O parlamentar mostrou-se preocupado com o problema e esteve nesta segunda-feira em reunião com diversas lideranças e moradores da região das Malvinas e outros levantando a questão e buscando os meios de resolver a problemática com urgência, pois atinge as faixas humildes de trabalhadores da população.
Ele disse que, por exemplo, moradores das Malvinas pagavam até o ano passado 15 reais e o novo valor passou para 124; outra pessoa pagava 15 reais e passou para 88 reais; outra pagava 16,20 e agora passa a pagar 175,00; outro caso pagava 15 e agora o carnê da Prefeitura determina o valor de 124 reais; outro caso pagava os mesmos 15 e a majoração foi para 88 reais, e assim por diante.
Outro fato que merece a necessária preocupação dos Poderes Públicos em Campina Grande é a necessidade de se elastecer o prazo para o pagamento do imposto, pois em algumas residências sequer o carnê chegou e o vencimento para o pagamento já é até o dia 25 de fevereiro, quando sequer os trabalhadores receberam o pagamento do mês em seus trabalhos, aposentadorias e pensões, o que é mais um fato que merece revisão pelos que fazem a Prefeitura de Campina Grande.

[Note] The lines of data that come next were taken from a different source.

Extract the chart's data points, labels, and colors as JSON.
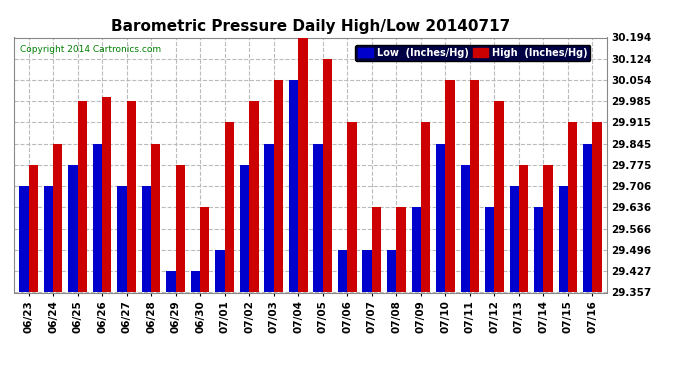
{
  "title": "Barometric Pressure Daily High/Low 20140717",
  "copyright": "Copyright 2014 Cartronics.com",
  "legend_low": "Low  (Inches/Hg)",
  "legend_high": "High  (Inches/Hg)",
  "dates": [
    "06/23",
    "06/24",
    "06/25",
    "06/26",
    "06/27",
    "06/28",
    "06/29",
    "06/30",
    "07/01",
    "07/02",
    "07/03",
    "07/04",
    "07/05",
    "07/06",
    "07/07",
    "07/08",
    "07/09",
    "07/10",
    "07/11",
    "07/12",
    "07/13",
    "07/14",
    "07/15",
    "07/16"
  ],
  "low": [
    29.706,
    29.706,
    29.775,
    29.845,
    29.706,
    29.706,
    29.427,
    29.427,
    29.496,
    29.775,
    29.845,
    30.054,
    29.845,
    29.496,
    29.496,
    29.496,
    29.636,
    29.845,
    29.775,
    29.636,
    29.706,
    29.636,
    29.706,
    29.845
  ],
  "high": [
    29.775,
    29.845,
    29.985,
    30.0,
    29.985,
    29.845,
    29.775,
    29.636,
    29.915,
    29.985,
    30.054,
    30.194,
    30.124,
    29.915,
    29.636,
    29.636,
    29.915,
    30.054,
    30.054,
    29.985,
    29.775,
    29.775,
    29.915,
    29.915
  ],
  "low_color": "#0000cc",
  "high_color": "#cc0000",
  "bg_color": "#ffffff",
  "grid_color": "#bbbbbb",
  "ylim_min": 29.357,
  "ylim_max": 30.194,
  "yticks": [
    29.357,
    29.427,
    29.496,
    29.566,
    29.636,
    29.706,
    29.775,
    29.845,
    29.915,
    29.985,
    30.054,
    30.124,
    30.194
  ],
  "legend_low_bg": "#0000cc",
  "legend_high_bg": "#cc0000",
  "legend_text_color": "#ffffff",
  "title_fontsize": 11,
  "tick_fontsize": 7.5,
  "bar_width": 0.38
}
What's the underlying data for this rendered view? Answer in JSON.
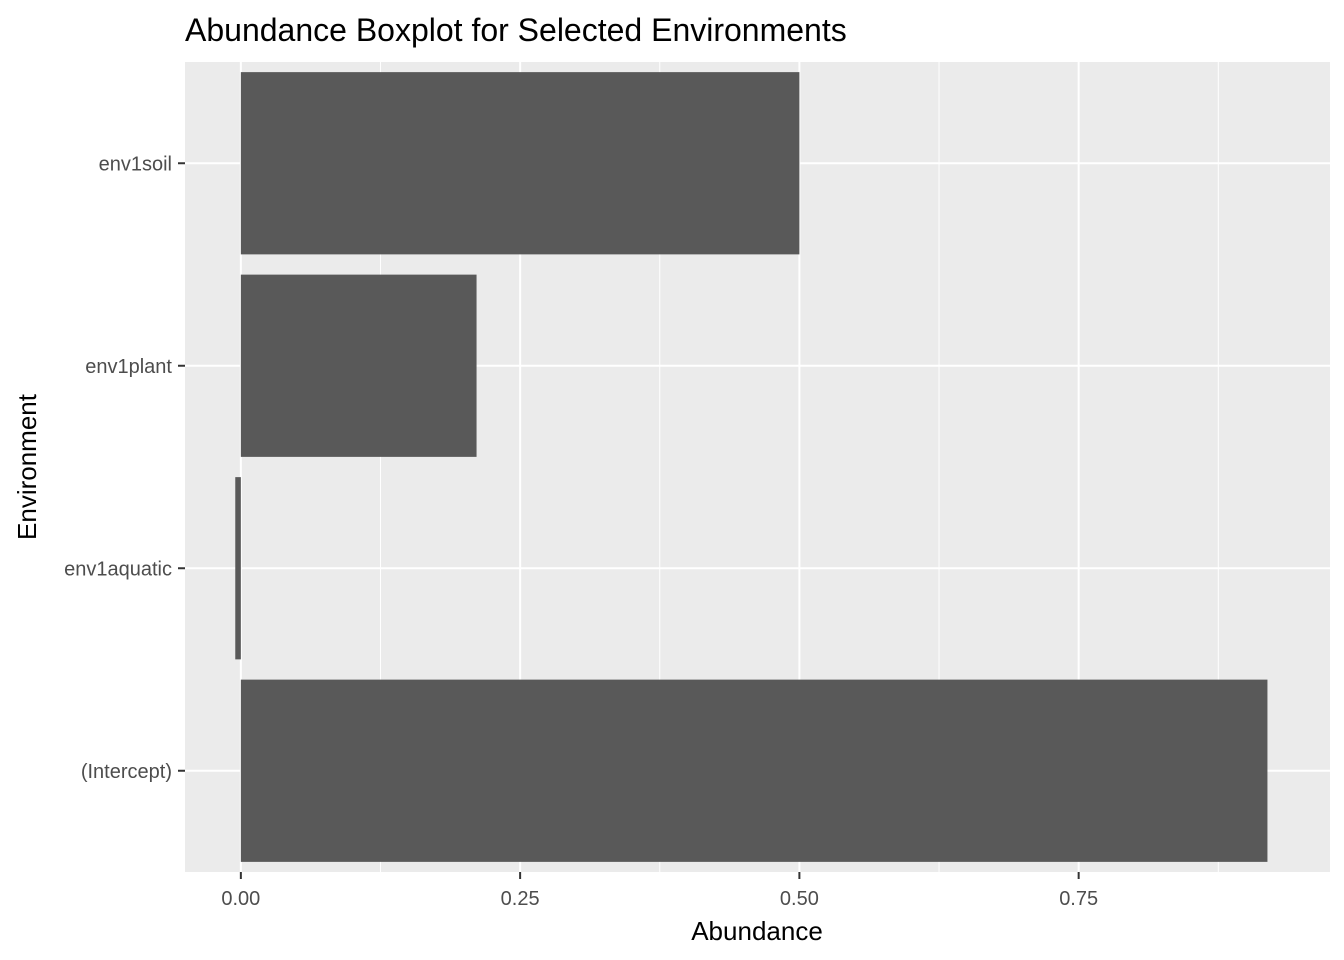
{
  "chart_data": {
    "type": "bar",
    "orientation": "horizontal",
    "title": "Abundance Boxplot for Selected Environments",
    "xlabel": "Abundance",
    "ylabel": "Environment",
    "categories": [
      "(Intercept)",
      "env1aquatic",
      "env1plant",
      "env1soil"
    ],
    "values": [
      0.919,
      -0.005,
      0.211,
      0.5
    ],
    "xlim": [
      -0.05,
      0.975
    ],
    "xticks": [
      0.0,
      0.25,
      0.5,
      0.75
    ],
    "xtick_labels": [
      "0.00",
      "0.25",
      "0.50",
      "0.75"
    ],
    "grid": true,
    "bar_color": "#595959",
    "panel_background": "#EBEBEB",
    "grid_color": "#FFFFFF"
  }
}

Romero afirma que não entende esse descompasso no valor dos carnês cobrados pela Prefeitura, e está articulando uma grande mobilização para esta terça-feira, à noite, a partir das 19hs, na sede da SAB das Malvinas, com o presidente Mário França e os moradores dos bairros atingidos pelas medidas da Administração Municipal. A SAB fica nas proximidades da Piramidal nas Malvinas.
O deputado disse que já está articulando a assessoria jurídica para buscar e proteger os direitos dos moradores atingidos pelo reajuste do IPTU, e, inclusive, está levantando todos os documentos para ingressar no Ministério Público (Curadoria dos Direitos do Cidadão) com ação em prol da revogação desse aumento no Imposto sobre a Propriedade Predial e Territorial Urbana em Campina Grande.
Por outro lado, a professora Léa Elisa Silingowschi Calil explica que “afinal, para que eu pago IPTU? Ao contrário do que o senso comum acredita o IPTU não é pago para manutenção das ruas, calçadas e outros serviços públicos ligados à propriedade de um imóvel. O imposto, qualquer imposto, é pago para gerar receita, isto é, arrecadar dinheiro para os cofres públicos”.
Segundo a professora, o IPTU é devido pela pessoa física ou jurídica que possui um imóvel em zona urbana de município, esta pessoa é chamada de contribuinte. O motivo pelo qual o proprietário de imóvel deve pagá-lo, ou mais especificamente o fato gerador do imposto, é a propriedade, domínio útil ou posse do imóvel. Ou seja: quem é proprietário de imóvel deve IPTU porque possui imóvel em zona urbana e pelo sinal de riqueza que se emite por ter aquele imóvel. De acordo com esta lógica, quanto mais caro o imóvel que esteja localizado em região mais valorizada, maior será o imposto devido; o inverso também é verdadeiro: quando menor o valor do bem imóvel e quanto menor a valorização da área onde ele está localizado, menor o valor a ser pago a título de IPTU.